Pagina:Deledda - L'argine, Milano, Treves, 1934.djvu/146


— 136 —

padre pretende che lo porti io, sebbene ciò mi sembri ridicolo; tuttavia accosto i fiori al viso, e nel loro bottone dorato mi pare ci sia qualche cosa degli occhi di Agar, che mi sorride, mi stuzzica, mi distrae. E veramente ho bisogno di un po’ di distrazione, durante questo viaggio strano del quale non so ancora spiegarmi bene lo scopo solo mi sembra che, guidato come un cane al guinzaglio dal mio autoritario compagno, io compia uno di quei pellegrinaggi che i fanatici s’impongono, per voto e per espiazione, verso un santuario miracoloso.

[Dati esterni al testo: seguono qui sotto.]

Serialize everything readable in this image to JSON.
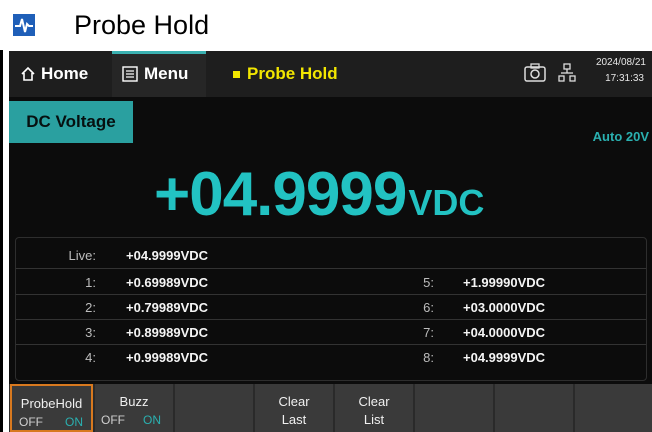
{
  "page": {
    "title": "Probe Hold",
    "icon": "waveform-icon"
  },
  "topbar": {
    "home_label": "Home",
    "menu_label": "Menu",
    "mode_title": "Probe Hold",
    "date": "2024/08/21",
    "time": "17:31:33",
    "icons": [
      "home-icon",
      "menu-icon",
      "camera-icon",
      "network-icon"
    ]
  },
  "measure": {
    "function_label": "DC Voltage",
    "range_label": "Auto 20V",
    "reading_value": "+04.9999",
    "reading_unit": "VDC"
  },
  "log": {
    "live_label": "Live:",
    "live_value": "+04.9999VDC",
    "entries_left": [
      {
        "index": "1:",
        "value": "+0.69989VDC"
      },
      {
        "index": "2:",
        "value": "+0.79989VDC"
      },
      {
        "index": "3:",
        "value": "+0.89989VDC"
      },
      {
        "index": "4:",
        "value": "+0.99989VDC"
      }
    ],
    "entries_right": [
      {
        "index": "5:",
        "value": "+1.99990VDC"
      },
      {
        "index": "6:",
        "value": "+03.0000VDC"
      },
      {
        "index": "7:",
        "value": "+04.0000VDC"
      },
      {
        "index": "8:",
        "value": "+04.9999VDC"
      }
    ]
  },
  "softkeys": {
    "probehold_label": "ProbeHold",
    "probehold_off": "OFF",
    "probehold_on": "ON",
    "buzz_label": "Buzz",
    "buzz_off": "OFF",
    "buzz_on": "ON",
    "clear_last_1": "Clear",
    "clear_last_2": "Last",
    "clear_list_1": "Clear",
    "clear_list_2": "List"
  },
  "colors": {
    "accent": "#2aa0a0",
    "mode": "#f2e600",
    "selected_border": "#d8791f"
  }
}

Chi sa che un po’ di salvezza non mi aspetti? La mattina è tiepida, ma non serena: un cielo lattiginoso, la fiumana bigia, che si diverte a scavalcare il ponticello di legno come un ragazzo che salta con la corda: il cimitero, dopo la parrocchia, tutto infreddolito e lagrimoso di guazza, con le lapidi e le tombe, sulla china erbosa, che mi dànno l’idea di panni tesi ad asciugare. Una tristezza pietosa torna a stringermi il cuore come i bambini impauriti mi fermo davanti al cancello, e penso che ella deve aver freddo; poi, mentre padre Leone fa segni ed inchini che sembrano scongiuri, vedo, sugli scalini della tomba Decobra, entro una piccola urna di bronzo, un mazzo di fiori simile a quello che tengo fra le mani. Chi l’ha deposto? La famiglia? Ma la famiglia ha rose e garofani. Forse Agar?